An unflattering review of New Testament writing
The scholar and writer David Bentley Hart has produced his own translation of the New Testament, one that his publisher, Yale University Press, said was done “‘in the spirit of ‘etsi doctrina non daretur,’ ‘as if doctrine is not given.’”:
“he has produced a pitilessly literal translation, one that captures the texts’ impenetrability and unfinished quality while awakening readers to an uncanniness that often lies hidden beneath doctrinal layers.”

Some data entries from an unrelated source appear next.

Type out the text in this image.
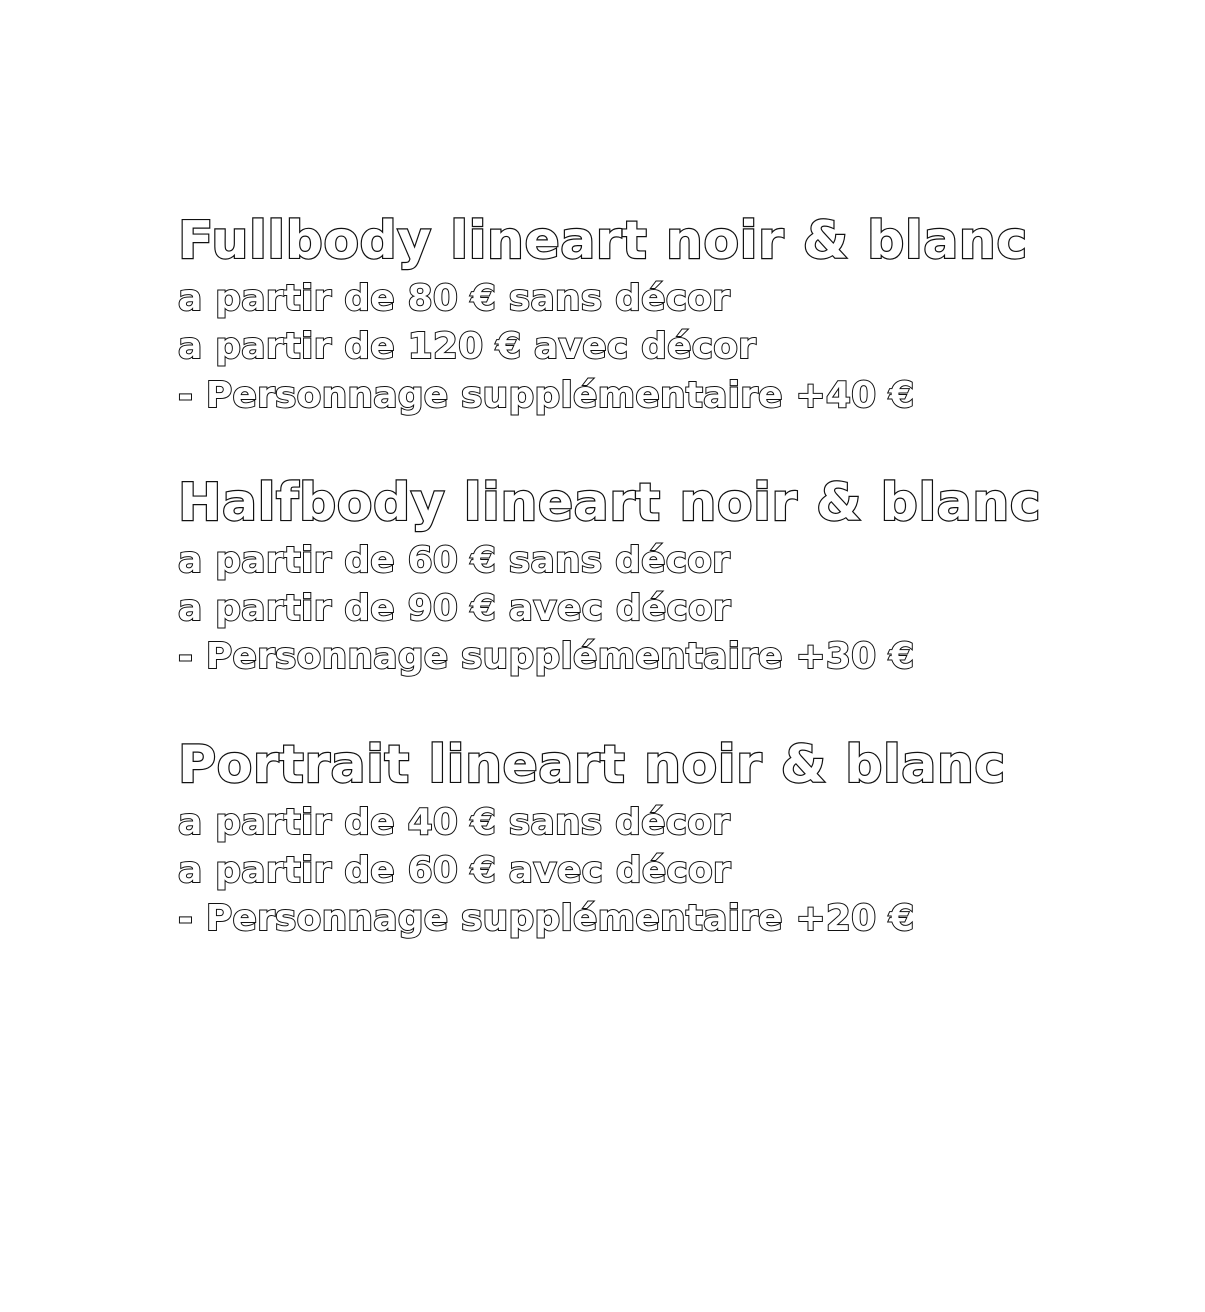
Fullbody lineart noir & blanc

a partir de 80 € sans décor

a partir de 120 € avec décor

- Personnage supplémentaire +40 €

Halfbody lineart noir & blanc

a partir de 60 € sans décor

a partir de 90 € avec décor

- Personnage supplémentaire +30 €

Portrait lineart noir & blanc

a partir de 40 € sans décor

a partir de 60 € avec décor

- Personnage supplémentaire +20 €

Garry Wills reviewed the translation for The New York Review of Books and noted that Hart has a less-than-flattering view of some New Testament writing:
He finds the Gospel of Matthew “rarely better than ponderous,” that of Mark “awkwardly written throughout,” and that of John “syntactically almost childish,” while Paul’s letters are “maladroit, broken, or impenetrable” and Revelation is “almost unremittingly atrocious.” Sometimes he does convey the original’s sheer goofiness: “Fallen, fallen, Babylon the Great who has given all the gentiles to drink from the wine of the vehemence of her whoring” (Rev. 14:8). No wonder Hunter Thompson said he did not have to worry about running out of LSD in a hotel. He could trip on the Gideon Bible’s Revelation.